Drone Dominance: Gauntlet Phase I: Essential Field Notes
What can we learn from the first stage of the world's largest drone buying program?
The term gauntlet evolved from describing the armored glove that protected the hand of a swordsman, to a challenge of an opponent to a duel (”throw down the gauntlet”; though it is debated if that was ever a thing), to a brutal military punishment in the 17th century (”running the gauntlet”), to a figure of speech about facing harsh criticism or hard times and obstacles. From 2026 onward, for folks in defense, it will either be known as an evolution of the procurement challenge, with dramatically shortened timelines and massive budgets, or as a very public failure. Whatever the outcome may be, the ingredients are exciting (and the term Gauntlet in the program is misunderstood and misreported, as you’ll read below).
In this TECH WARS Field Notes series, we will be accompanying and investigating the Unites States Department of War’s (DoW’s) Drone Dominance Program, analyzing the program and its participants, to extract the maximum amount of insights for you.
Hello everyone, and welcome to the first of a handful of new formats on TECH WARS. Essential Field Notes sit between news and our Deep Dives, giving you deeper insights into current market developments than you’ll find elsewhere, but delivering them to a more bullets-compact format than TECH WARS Deep Dives. Expect them to release more often, with the next one to release within days of this one.
This first edition of TECH WARS Field Notes is completely free. As we’re introducing new formats like shorter articles, interviews, podcasts, company portraits, guest authors, and product deep dives, subscription prices will increase accordingly (read: significantly). However, we will be freezing all existing subscription prices indefinitely. Claim the current subscription fee even as we deliver more output, and join your fellow defense and dual use leaders (including some of the winners and judges of Gauntlet) by subscribing now:
Next In This Series
Drone Dominance: The Real Race: The PE and Corporate Development Battle Over Who Gets to Be the Next Big Prime Contractor - to be published within days after this article releases.

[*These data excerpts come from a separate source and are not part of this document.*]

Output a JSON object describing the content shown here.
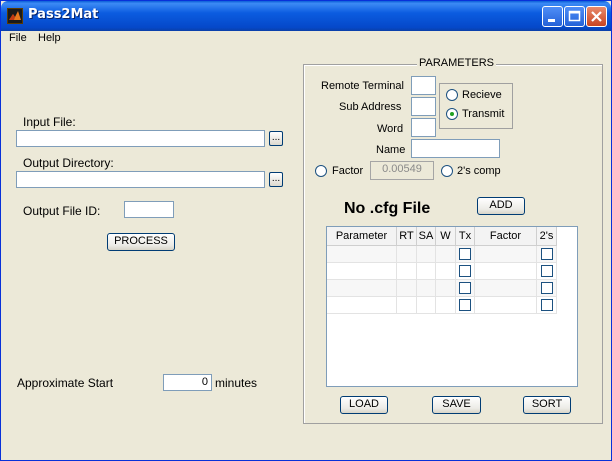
{
  "window": {
    "title": "Pass2Mat",
    "icon": "matlab-icon",
    "controls": [
      "minimize-icon",
      "maximize-icon",
      "close-icon"
    ]
  },
  "menu": {
    "file": "File",
    "help": "Help"
  },
  "left": {
    "input_file_label": "Input File:",
    "input_file_value": "",
    "output_dir_label": "Output Directory:",
    "output_dir_value": "",
    "browse_label": "...",
    "output_id_label": "Output File ID:",
    "output_id_value": "",
    "process_label": "PROCESS",
    "approx_label": "Approximate Start",
    "approx_value": "0",
    "minutes_label": "minutes"
  },
  "params": {
    "legend": "PARAMETERS",
    "remote_terminal_label": "Remote Terminal",
    "sub_address_label": "Sub Address",
    "word_label": "Word",
    "name_label": "Name",
    "remote_terminal_value": "",
    "sub_address_value": "",
    "word_value": "",
    "name_value": "",
    "receive_label": "Recieve",
    "transmit_label": "Transmit",
    "selected_direction": "Transmit",
    "factor_label": "Factor",
    "factor_value": "0.00549",
    "twos_comp_label": "2's comp",
    "cfg_status": "No .cfg File",
    "add_label": "ADD"
  },
  "table": {
    "columns": [
      "Parameter",
      "RT",
      "SA",
      "W",
      "Tx",
      "Factor",
      "2's"
    ],
    "rows": [
      {
        "parameter": "",
        "rt": "",
        "sa": "",
        "w": "",
        "tx": false,
        "factor": "",
        "twos": false
      },
      {
        "parameter": "",
        "rt": "",
        "sa": "",
        "w": "",
        "tx": false,
        "factor": "",
        "twos": false
      },
      {
        "parameter": "",
        "rt": "",
        "sa": "",
        "w": "",
        "tx": false,
        "factor": "",
        "twos": false
      },
      {
        "parameter": "",
        "rt": "",
        "sa": "",
        "w": "",
        "tx": false,
        "factor": "",
        "twos": false
      }
    ]
  },
  "buttons": {
    "load": "LOAD",
    "save": "SAVE",
    "sort": "SORT"
  },
  "colors": {
    "titlebar": "#0b5ce0",
    "window_bg": "#ece9d8",
    "radio_dot": "#21a121"
  }
}
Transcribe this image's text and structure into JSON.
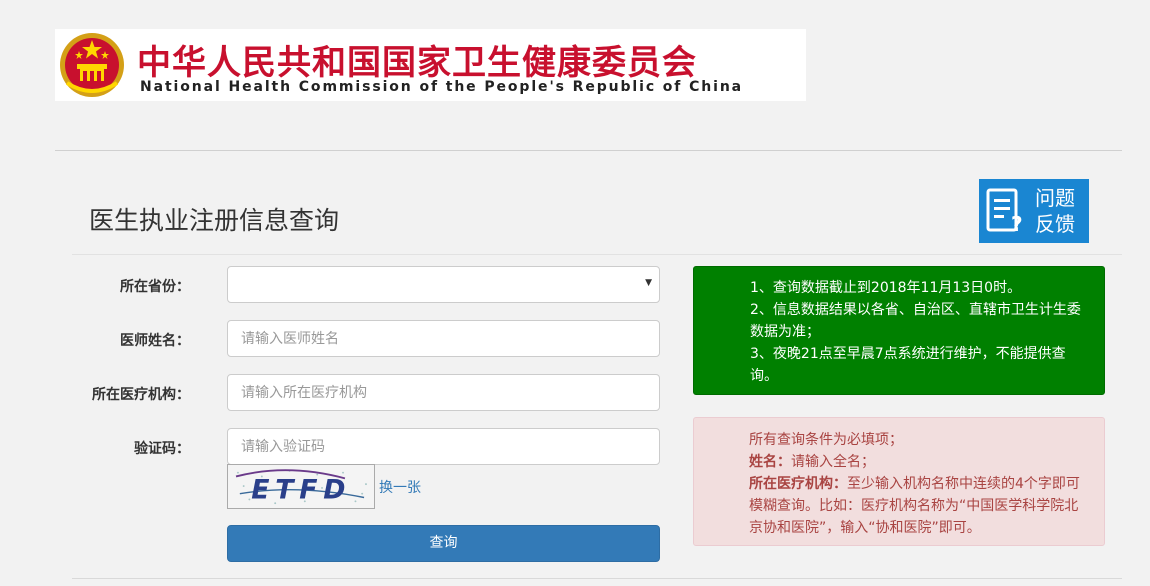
{
  "banner": {
    "title_cn": "中华人民共和国国家卫生健康委员会",
    "title_en": "National Health Commission of the People's Republic of China"
  },
  "page": {
    "title": "医生执业注册信息查询"
  },
  "feedback": {
    "line1": "问题",
    "line2": "反馈"
  },
  "form": {
    "province_label": "所在省份：",
    "province_value": "",
    "name_label": "医师姓名：",
    "name_placeholder": "请输入医师姓名",
    "institution_label": "所在医疗机构：",
    "institution_placeholder": "请输入所在医疗机构",
    "captcha_label": "验证码：",
    "captcha_placeholder": "请输入验证码",
    "captcha_text": "ETFD",
    "swap_label": "换一张",
    "submit_label": "查询"
  },
  "notice_info": {
    "line1": "1、查询数据截止到2018年11月13日0时。",
    "line2": "2、信息数据结果以各省、自治区、直辖市卫生计生委数据为准；",
    "line3": "3、夜晚21点至早晨7点系统进行维护，不能提供查询。"
  },
  "notice_rules": {
    "line1": "所有查询条件为必填项；",
    "name_key": "姓名：",
    "name_text": "请输入全名；",
    "inst_key": "所在医疗机构：",
    "inst_text": "至少输入机构名称中连续的4个字即可模糊查询。比如：医疗机构名称为“中国医学科学院北京协和医院”，输入“协和医院”即可。"
  },
  "colors": {
    "brand_red": "#c8102e",
    "primary_blue": "#337ab7",
    "feedback_blue": "#1a86d2",
    "notice_green": "#008000",
    "notice_red_bg": "#f2dede",
    "notice_red_text": "#a94442"
  },
  "icons": {
    "emblem": "national-emblem-icon",
    "feedback": "feedback-document-icon",
    "dropdown": "caret-down-icon"
  }
}
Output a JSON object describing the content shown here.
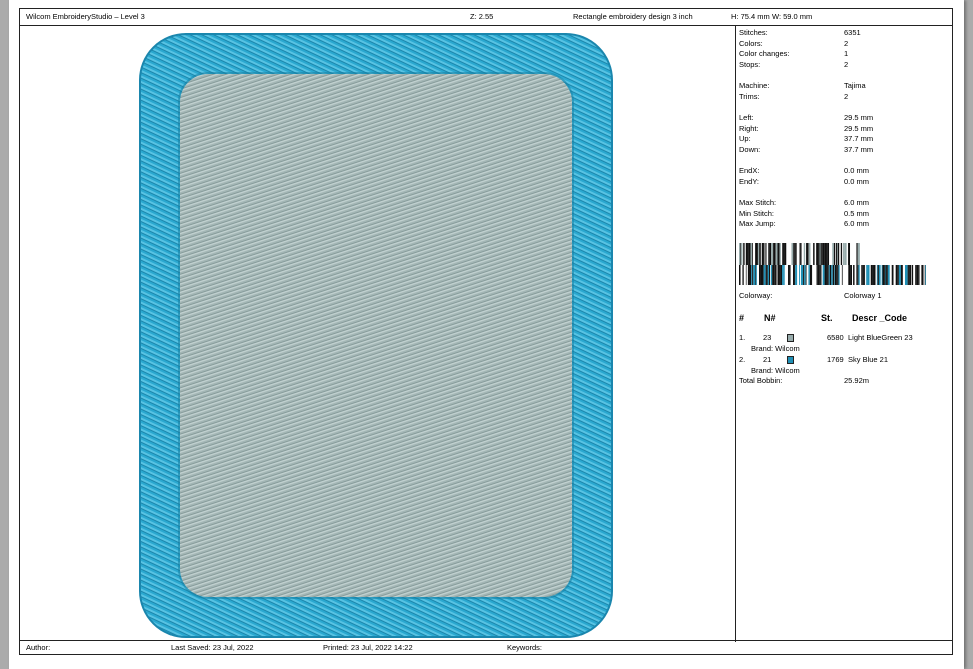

Drone Dominance: Products and Positionings of the DDP Phase 1 Participants - Mass Production & Scaling, Designs & Form Factors, Software & AI...
Drone Dominance: The New Reality of Global Unmanned Systems Production & Procurement, and How to Be Ready for It As an Investor and Industry Executive
What You Will Learn From These Field Notes
What is Drone Dominance?
Gauntlets
A Process Race
Who Is Who: Meet the Participants (and those who are participating but have not been covered by the announcement)
Testing and Live-fire TRL Iteration Facilities and Capabilities
Autonomy Kit Software and Hardware Vendors
UAS & UAS Training Vendors
Multis, Parts and Subsystem Vendors
Notable: EU and Ukrainian Winners
Other/Special
Stealth Companies
Learnings for governments, industry and investors
What is Drone Dominance?
All quotes in this section from the original request for proposals (RfP), if not stated otherwise.
On the face of it, Drone Dominance (DDP) is a procurement competition. While those aren’t new, the scale and speed of the program, and its focus on industrial base building, are.
“Rather than purchasing systems based on paper requirements, the DoW intends to buy demonstrated capabilities through live competition.”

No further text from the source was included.